The European Investment Bank (EIB) has said it offered the €75m ($82.19m) loan in a bid to bolster Chr. Hansen’s efforts to revolutionise the food industry by developing food products – like meat cultures – with reduced sugar, salt and fat, as well as extended shelf-life.
Chr. Hensen has built a name for itself by developing natural solutions for the food, nutritional, pharmaceutical and agricultural industries. They also supply food cultures – essentially live bacteria, yeasts or mould used in food production – probiotics and enzymes used in range of foodstuffs, including animal feed.
Speaking to Chr. Hansen’s senior director of investor relations, Anders Mohr Christensen, told GlobalMeatNews that the company was obviously “very pleased” with the €75m fund from the EIB.

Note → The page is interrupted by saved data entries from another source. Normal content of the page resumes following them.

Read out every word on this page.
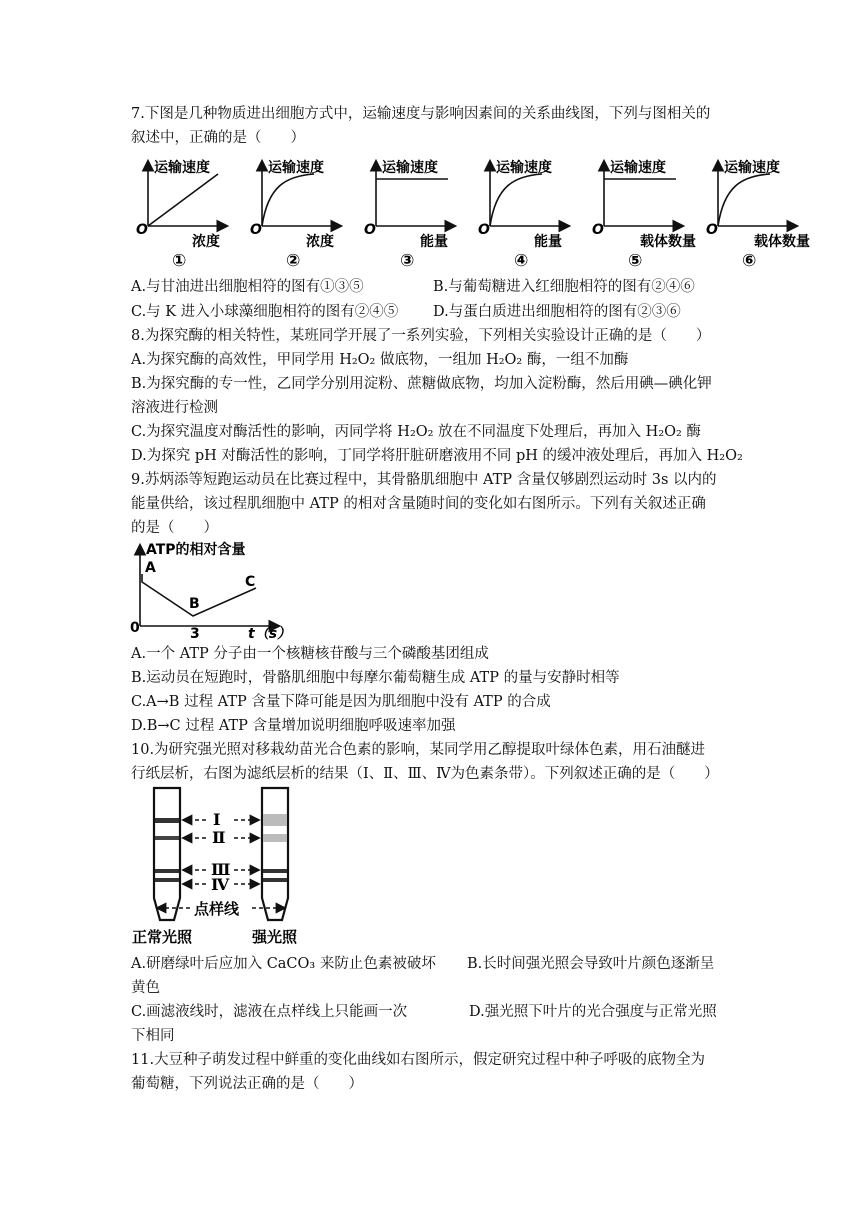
7.下图是几种物质进出细胞方式中，运输速度与影响因素间的关系曲线图，下列与图相关的
叙述中，正确的是（　　）
运输速度
O
浓度
①
运输速度
O
浓度
②
运输速度
O
能量
③
运输速度
O
能量
④
运输速度
O
载体数量
⑤
运输速度
O
载体数量
⑥
A.与甘油进出细胞相符的图有①③⑤	B.与葡萄糖进入红细胞相符的图有②④⑥
C.与 K 进入小球藻细胞相符的图有②④⑤ D.与蛋白质进出细胞相符的图有②③⑥
8.为探究酶的相关特性，某班同学开展了一系列实验，下列相关实验设计正确的是（　　）
A.为探究酶的高效性，甲同学用 H₂O₂ 做底物，一组加 H₂O₂ 酶，一组不加酶
B.为探究酶的专一性，乙同学分别用淀粉、蔗糖做底物，均加入淀粉酶，然后用碘—碘化钾
溶液进行检测
C.为探究温度对酶活性的影响，丙同学将 H₂O₂ 放在不同温度下处理后，再加入 H₂O₂ 酶
D.为探究 pH 对酶活性的影响，丁同学将肝脏研磨液用不同 pH 的缓冲液处理后，再加入 H₂O₂
9.苏炳添等短跑运动员在比赛过程中，其骨骼肌细胞中 ATP 含量仅够剧烈运动时 3s 以内的
能量供给，该过程肌细胞中 ATP 的相对含量随时间的变化如右图所示。下列有关叙述正确
的是（　　）
ATP的相对含量
A
B
C
0	3	t（s）
A.一个 ATP 分子由一个核糖核苷酸与三个磷酸基团组成
B.运动员在短跑时，骨骼肌细胞中每摩尔葡萄糖生成 ATP 的量与安静时相等
C.A→B 过程 ATP 含量下降可能是因为肌细胞中没有 ATP 的合成
D.B→C 过程 ATP 含量增加说明细胞呼吸速率加强
10.为研究强光照对移栽幼苗光合色素的影响，某同学用乙醇提取叶绿体色素，用石油醚进
行纸层析，右图为滤纸层析的结果（Ⅰ、Ⅱ、Ⅲ、Ⅳ为色素条带）。下列叙述正确的是（　　）
Ⅰ
Ⅱ
Ⅲ
Ⅳ
点样线
正常光照	强光照
A.研磨绿叶后应加入 CaCO₃ 来防止色素被破坏 B.长时间强光照会导致叶片颜色逐渐呈
黄色
C.画滤液线时，滤液在点样线上只能画一次	D.强光照下叶片的光合强度与正常光照
下相同
11.大豆种子萌发过程中鲜重的变化曲线如右图所示，假定研究过程中种子呼吸的底物全为
葡萄糖，下列说法正确的是（　　）
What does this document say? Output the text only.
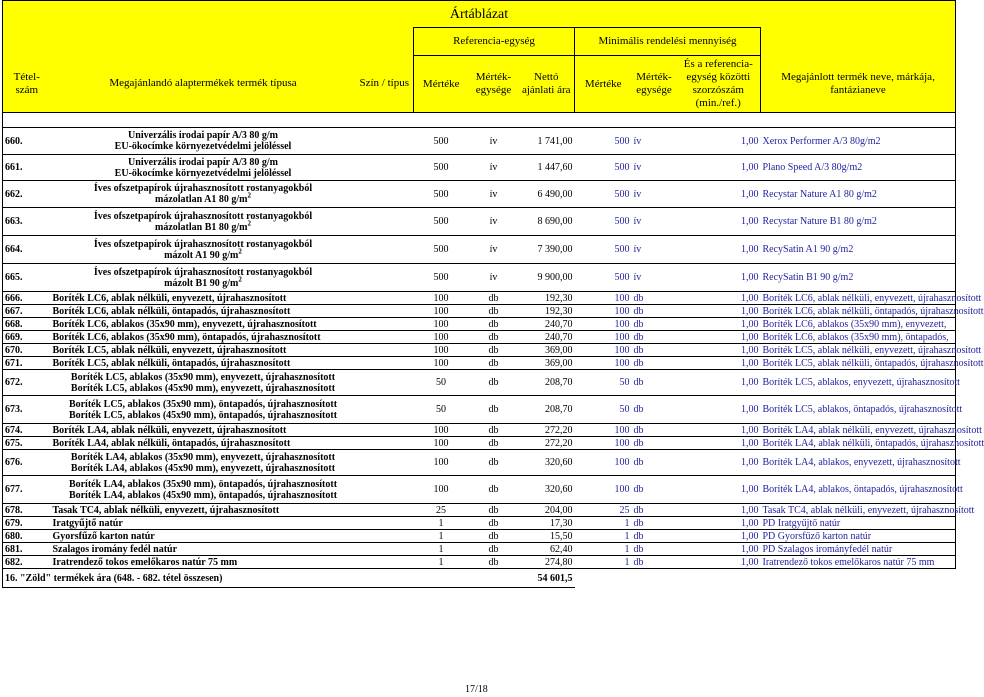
Ártáblázat									
			Referencia-egység			Minimális rendelési mennyiség			
Tétel-szám	Megajánlandó alaptermékek termék típusa	Szín / típus	Mértéke	Mérték-egysége	Nettó ajánlati ára	Mértéke	Mérték-egysége	És a referencia-egység közötti szorzószám (min./ref.)	Megajánlott termék neve, márkája, fantázianeve

660.	Univerzális irodai papír A/3 80 g/m
EU-ökocímke környezetvédelmi jelöléssel		500	ív	1 741,00	500	ív	1,00	Xerox Performer A/3 80g/m2
661.	Univerzális irodai papír A/3 80 g/m
EU-ökocímke környezetvédelmi jelöléssel		500	ív	1 447,60	500	ív	1,00	Plano Speed A/3 80g/m2
662.	Íves ofszetpapírok újrahasznosított rostanyagokból
mázolatlan A1 80 $g/m^2$		500	ív	6 490,00	500	ív	1,00	Recystar Nature A1 80 g/m2
663.	Íves ofszetpapírok újrahasznosított rostanyagokból
mázolatlan B1 80 $g/m^2$		500	ív	8 690,00	500	ív	1,00	Recystar Nature B1 80 g/m2
664.	Íves ofszetpapírok újrahasznosított rostanyagokból
mázolt A1 90 $g/m^2$		500	ív	7 390,00	500	ív	1,00	RecySatin A1 90 g/m2
665.	Íves ofszetpapírok újrahasznosított rostanyagokból
mázolt B1 90 $g/m^2$		500	ív	9 900,00	500	ív	1,00	RecySatin B1 90 g/m2
666.	Boríték LC6, ablak nélküli, enyvezett, újrahasznosított		100	db	192,30	100	db	1,00	Boríték LC6, ablak nélküli, enyvezett, újrahasznosított
667.	Boríték LC6, ablak nélküli, öntapadós, újrahasznosított		100	db	192,30	100	db	1,00	Boríték LC6, ablak nélküli, öntapadós, újrahasznosított
668.	Boríték LC6, ablakos (35x90 mm), enyvezett, újrahasznosított		100	db	240,70	100	db	1,00	Boríték LC6, ablakos (35x90 mm), enyvezett,
669.	Boríték LC6, ablakos (35x90 mm), öntapadós, újrahasznosított		100	db	240,70	100	db	1,00	Boríték LC6, ablakos (35x90 mm), öntapadós,
670.	Boríték LC5, ablak nélküli, enyvezett, újrahasznosított		100	db	369,00	100	db	1,00	Boríték LC5, ablak nélküli, enyvezett, újrahasznosított
671.	Boríték LC5, ablak nélküli, öntapadós, újrahasznosított		100	db	369,00	100	db	1,00	Boríték LC5, ablak nélküli, öntapadós, újrahasznosított
672.	Boríték LC5, ablakos (35x90 mm), enyvezett, újrahasznosított
Boríték LC5, ablakos (45x90 mm), enyvezett, újrahasznosított		50	db	208,70	50	db	1,00	Boríték LC5, ablakos, enyvezett, újrahasznosított
673.	Boríték LC5, ablakos (35x90 mm), öntapadós, újrahasznosított
Boríték LC5, ablakos (45x90 mm), öntapadós, újrahasznosított		50	db	208,70	50	db	1,00	Boríték LC5, ablakos, öntapadós, újrahasznosított
674.	Boríték LA4, ablak nélküli, enyvezett, újrahasznosított		100	db	272,20	100	db	1,00	Boríték LA4, ablak nélküli, enyvezett, újrahasznosított
675.	Boríték LA4, ablak nélküli, öntapadós, újrahasznosított		100	db	272,20	100	db	1,00	Boríték LA4, ablak nélküli, öntapadós, újrahasznosított
676.	Boríték LA4, ablakos (35x90 mm), enyvezett, újrahasznosított
Boríték LA4, ablakos (45x90 mm), enyvezett, újrahasznosított		100	db	320,60	100	db	1,00	Boríték LA4, ablakos, enyvezett, újrahasznosított
677.	Boríték LA4, ablakos (35x90 mm), öntapadós, újrahasznosított
Boríték LA4, ablakos (45x90 mm), öntapadós, újrahasznosított		100	db	320,60	100	db	1,00	Boríték LA4, ablakos, öntapadós, újrahasznosított
678.	Tasak TC4, ablak nélküli, enyvezett, újrahasznosított		25	db	204,00	25	db	1,00	Tasak TC4, ablak nélküli, enyvezett, újrahasznosított
679.	Iratgyűjtő natúr		1	db	17,30	1	db	1,00	PD Iratgyűjtő natúr
680.	Gyorsfűző karton natúr		1	db	15,50	1	db	1,00	PD Gyorsfűző karton natúr
681.	Szalagos iromány fedél natúr		1	db	62,40	1	db	1,00	PD Szalagos irományfedél natúr
682.	Iratrendező tokos emelőkaros natúr 75 mm		1	db	274,80	1	db	1,00	Iratrendező tokos emelőkaros natúr 75 mm
16. "Zöld" termékek ára (648. - 682. tétel összesen)			54 601,5						
17/18
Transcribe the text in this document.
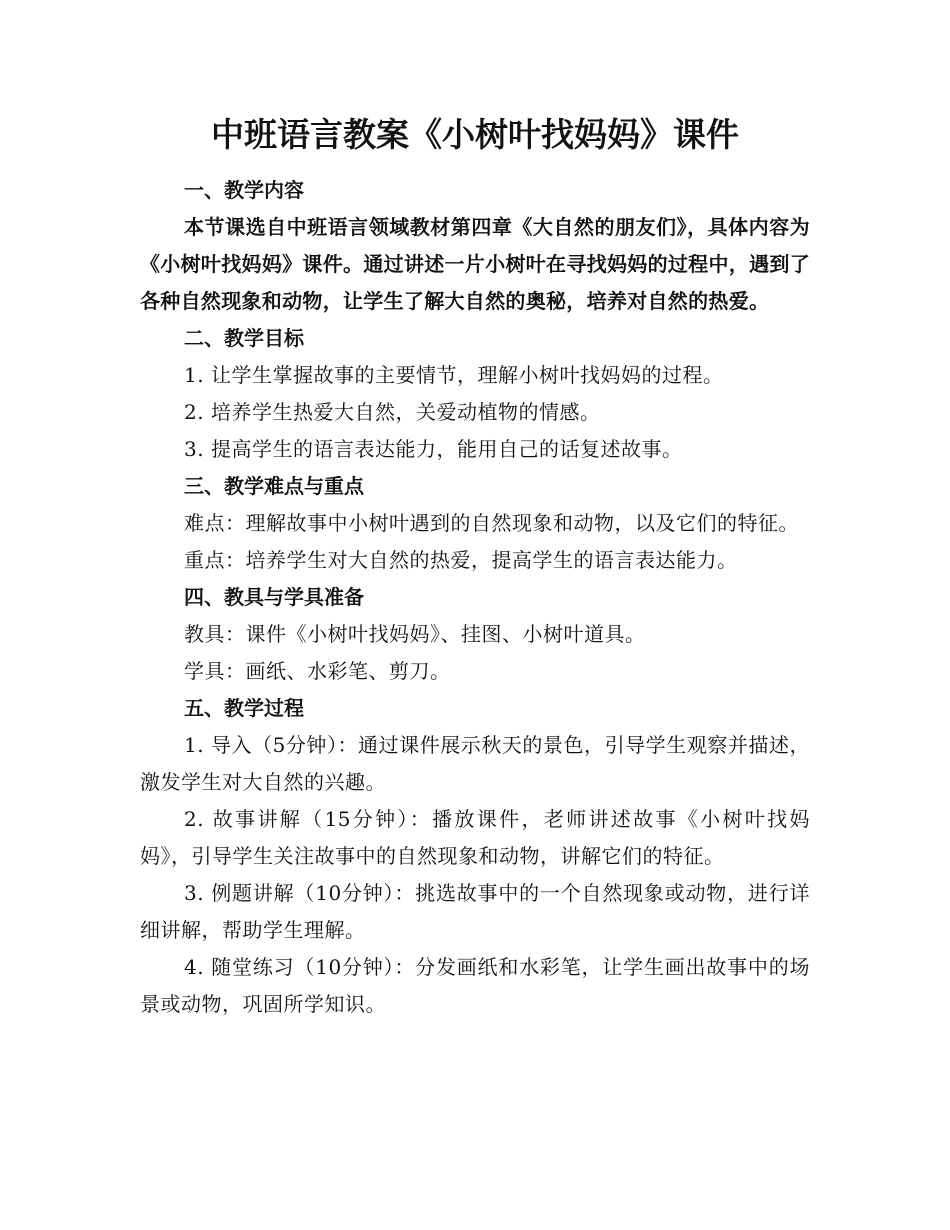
中班语言教案《小树叶找妈妈》课件
一、教学内容

本节课选自中班语言领域教材第四章《大自然的朋友们》，具体内容为《小树叶找妈妈》课件。通过讲述一片小树叶在寻找妈妈的过程中，遇到了各种自然现象和动物，让学生了解大自然的奥秘，培养对自然的热爱。

二、教学目标

1. 让学生掌握故事的主要情节，理解小树叶找妈妈的过程。

2. 培养学生热爱大自然，关爱动植物的情感。

3. 提高学生的语言表达能力，能用自己的话复述故事。

三、教学难点与重点

难点：理解故事中小树叶遇到的自然现象和动物，以及它们的特征。

重点：培养学生对大自然的热爱，提高学生的语言表达能力。

四、教具与学具准备

教具：课件《小树叶找妈妈》、挂图、小树叶道具。

学具：画纸、水彩笔、剪刀。

五、教学过程

1. 导入（5分钟）：通过课件展示秋天的景色，引导学生观察并描述，激发学生对大自然的兴趣。

2. 故事讲解（15分钟）：播放课件，老师讲述故事《小树叶找妈妈》，引导学生关注故事中的自然现象和动物，讲解它们的特征。

3. 例题讲解（10分钟）：挑选故事中的一个自然现象或动物，进行详细讲解，帮助学生理解。

4. 随堂练习（10分钟）：分发画纸和水彩笔，让学生画出故事中的场景或动物，巩固所学知识。
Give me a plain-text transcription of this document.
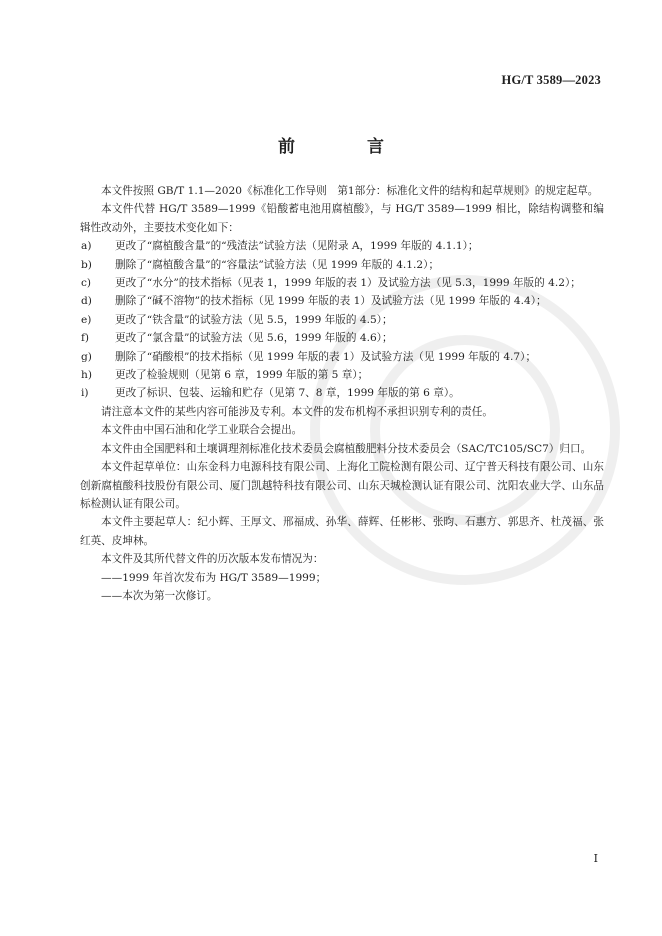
HG/T 3589—2023
前 言

本文件按照 GB/T 1.1—2020《标准化工作导则　第1部分：标准化文件的结构和起草规则》的规定起草。

本文件代替 HG/T 3589—1999《铅酸蓄电池用腐植酸》，与 HG/T 3589—1999 相比，除结构调整和编辑性改动外，主要技术变化如下：

a) 更改了“腐植酸含量”的“残渣法”试验方法（见附录 A，1999 年版的 4.1.1）；

b) 删除了“腐植酸含量”的“容量法”试验方法（见 1999 年版的 4.1.2）；

c) 更改了“水分”的技术指标（见表 1，1999 年版的表 1）及试验方法（见 5.3，1999 年版的 4.2）；

d) 删除了“碱不溶物”的技术指标（见 1999 年版的表 1）及试验方法（见 1999 年版的 4.4）；

e) 更改了“铁含量”的试验方法（见 5.5，1999 年版的 4.5）；

f) 更改了“氯含量”的试验方法（见 5.6，1999 年版的 4.6）；

g) 删除了“硝酸根”的技术指标（见 1999 年版的表 1）及试验方法（见 1999 年版的 4.7）；

h) 更改了检验规则（见第 6 章，1999 年版的第 5 章）；

i) 更改了标识、包装、运输和贮存（见第 7、8 章，1999 年版的第 6 章）。

请注意本文件的某些内容可能涉及专利。本文件的发布机构不承担识别专利的责任。

本文件由中国石油和化学工业联合会提出。

本文件由全国肥料和土壤调理剂标准化技术委员会腐植酸肥料分技术委员会（SAC/TC105/SC7）归口。

本文件起草单位：山东金科力电源科技有限公司、上海化工院检测有限公司、辽宁普天科技有限公司、山东创新腐植酸科技股份有限公司、厦门凯越特科技有限公司、山东天城检测认证有限公司、沈阳农业大学、山东品标检测认证有限公司。

本文件主要起草人：纪小辉、王厚文、邢福成、孙华、薛辉、任彬彬、张昀、石惠方、郭思齐、杜茂福、张红英、皮坤林。

本文件及其所代替文件的历次版本发布情况为：

——1999 年首次发布为 HG/T 3589—1999；

——本次为第一次修订。

I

“The loan with EIB is, however, just one of several funding opportunities Chr. Hansen uses and the loan will not change or expand our research and development program in excess of what has already been planned,” he said.
“Our research and development program covers innovation of new bacterial solutions for food, especially dairy and meat, dietary supplements, animal health, plant protection and the human microbiome, and natural colour solutions for the food & beverage industry.”
80 new jobs
In a statement published on Monday 14 December by the EIB in Luxembourg, Jan Vapaavuori, EIB’s vice-president for Danish operations, said: “Supporting research, development and innovation with an important health impact is a key priority for the European Investment Bank, so we are glad to be supporting Chr. Hansen’s development of high-value added food products.”
Chr. Hansen’s research will be carried out at its state-of-the-art research and development facility in the Danish city of Horsholm, and in Saint-Germain-lès-Arpajon, France. Research projects are expected to last until 2018 and Chr. Hansen says around 80 new research and development jobs are expected to be created.
It also said it will provide further information on the specificity of individual research projects, including those on meat cultures, in due course.